Damn it, it’s time to stop shortchanging B.H. Born, a Kansas University basketball immortal who triple-doubled before we ever heard of Wilt Chamberlain or Cole Aldrich. Bert did it in a national championship game en route to being chosen most valuable player for the 1953 NCAA Final Four. No wonder his jersey is honored in Allen Fieldhouse.
Figure filberts went darn near orgasmic when sophomore Cole Aldrich got 13 points, 20 rebounds and 10 blocks against Dayton for the first official triple-double in Jayhawk history. There was, however, suitable recognition that the incomparable Wilt Chamberlain had at least two unofficial triple-doubles against Marquette (39-22-14) in 1956 and Colorado (40-13-12) in 1957.
But no reference to Born’s 26 points, 15 rebounds and 13 blocked shots, while battling a horrendous cold, in KU’s 69-68 loss to Indiana in the 1953 college title game. Indiana kept driving on B.H., a superlative defender, and fouled him out with 5:36 to go. Hoosier star Don Schlundt scored 30 points. But it was the willowy Medicine Lodge Pole from Kansas who was voted the tourney MVP, a heroic warrior who at 6-9 didn’t even break 200 pounds.
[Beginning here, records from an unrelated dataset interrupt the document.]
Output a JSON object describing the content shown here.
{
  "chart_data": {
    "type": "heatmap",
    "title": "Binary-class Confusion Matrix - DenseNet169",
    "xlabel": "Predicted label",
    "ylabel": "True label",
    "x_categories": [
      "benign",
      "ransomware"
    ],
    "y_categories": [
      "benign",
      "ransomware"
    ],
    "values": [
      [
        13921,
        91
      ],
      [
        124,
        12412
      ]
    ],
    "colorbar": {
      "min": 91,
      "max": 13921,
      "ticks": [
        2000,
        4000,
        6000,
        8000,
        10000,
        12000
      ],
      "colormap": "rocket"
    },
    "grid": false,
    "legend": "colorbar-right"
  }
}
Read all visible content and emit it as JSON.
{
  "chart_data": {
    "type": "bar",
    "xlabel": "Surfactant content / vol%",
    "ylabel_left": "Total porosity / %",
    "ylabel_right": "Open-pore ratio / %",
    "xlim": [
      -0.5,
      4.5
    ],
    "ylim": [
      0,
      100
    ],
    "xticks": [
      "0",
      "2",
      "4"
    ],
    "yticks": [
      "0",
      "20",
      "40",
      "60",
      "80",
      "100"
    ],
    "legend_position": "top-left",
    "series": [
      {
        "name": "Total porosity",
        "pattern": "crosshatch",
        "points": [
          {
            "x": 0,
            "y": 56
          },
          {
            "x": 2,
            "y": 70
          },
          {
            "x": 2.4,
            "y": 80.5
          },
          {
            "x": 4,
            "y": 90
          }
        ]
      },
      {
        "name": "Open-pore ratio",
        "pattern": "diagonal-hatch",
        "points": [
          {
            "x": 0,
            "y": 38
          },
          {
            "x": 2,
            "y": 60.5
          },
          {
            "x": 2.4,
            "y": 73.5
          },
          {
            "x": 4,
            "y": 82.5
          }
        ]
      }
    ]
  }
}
Never admired any athlete more than I do Bert.
As for Wilt, Born helped bring him to Kansas while starring for the potent AAU Peoria Caterpillar-Diesels. Why not the NBA? Bert said a pro coach took him up to the Catskills in the mid-50s to evaluate a promising high school control tower from Philadelphia. B.H. said Chamberlain turned him inside out in workouts and he decided he’d do his best to steer Uncle Dippy to KU. Bert also concluded that if that was the kind of guy, along with Bill Russell, that he’d have to face in the NBA, he’d be better off to stay in the AAU ranks, which in those days were on the NBA level.
Again, the Born and Chamberlain triple-doubles at KU (Wilt actually had more than two) were unofficial. The NCAA started keeping track of rebounds in 1950-51, assists in 1983-84 and blocks in 1985-86. So those Born-Wilt feats had to be informalized until Aldrich came along to officialize a 10-plus, 10-plus, 10-plus performance for KU. Clyde Lovellette had 810 rebounds for 1950-51-52. No blocks listed.
Just think of all the college guys, like Born and Wilt, whose resumes are discounted because of too-late inclusion of assists and blocks. Wonder how many dishes Bob Cousy and Oscar Robertson had. Or how many blocks Bob Kurland and Bill Russell actually registered as collegians.
Research by the late Don Pierce, KU sports publicist par excellence, showed Chamberlain had 182 confirmed blocks in ’56-57, an average of just under seven per game. He missed two games in ’57-58, but had 120 rejections, thus a two-year total of 302. Greg Ostertag is considered the KU record-holder for swats with 258 in four seasons, still 44 short of Chamberlain’s two-year number.
KU’s Cole Aldrich now has 90 blocks, eight shy of Ostertag’s single-season record. How about a 10-swat game against Michigan State?
But B.H. Born and Wilt were in the triple-double bin eons before Aldrich, official or not.
Still, let’s not forget Bert Born went 3-D first.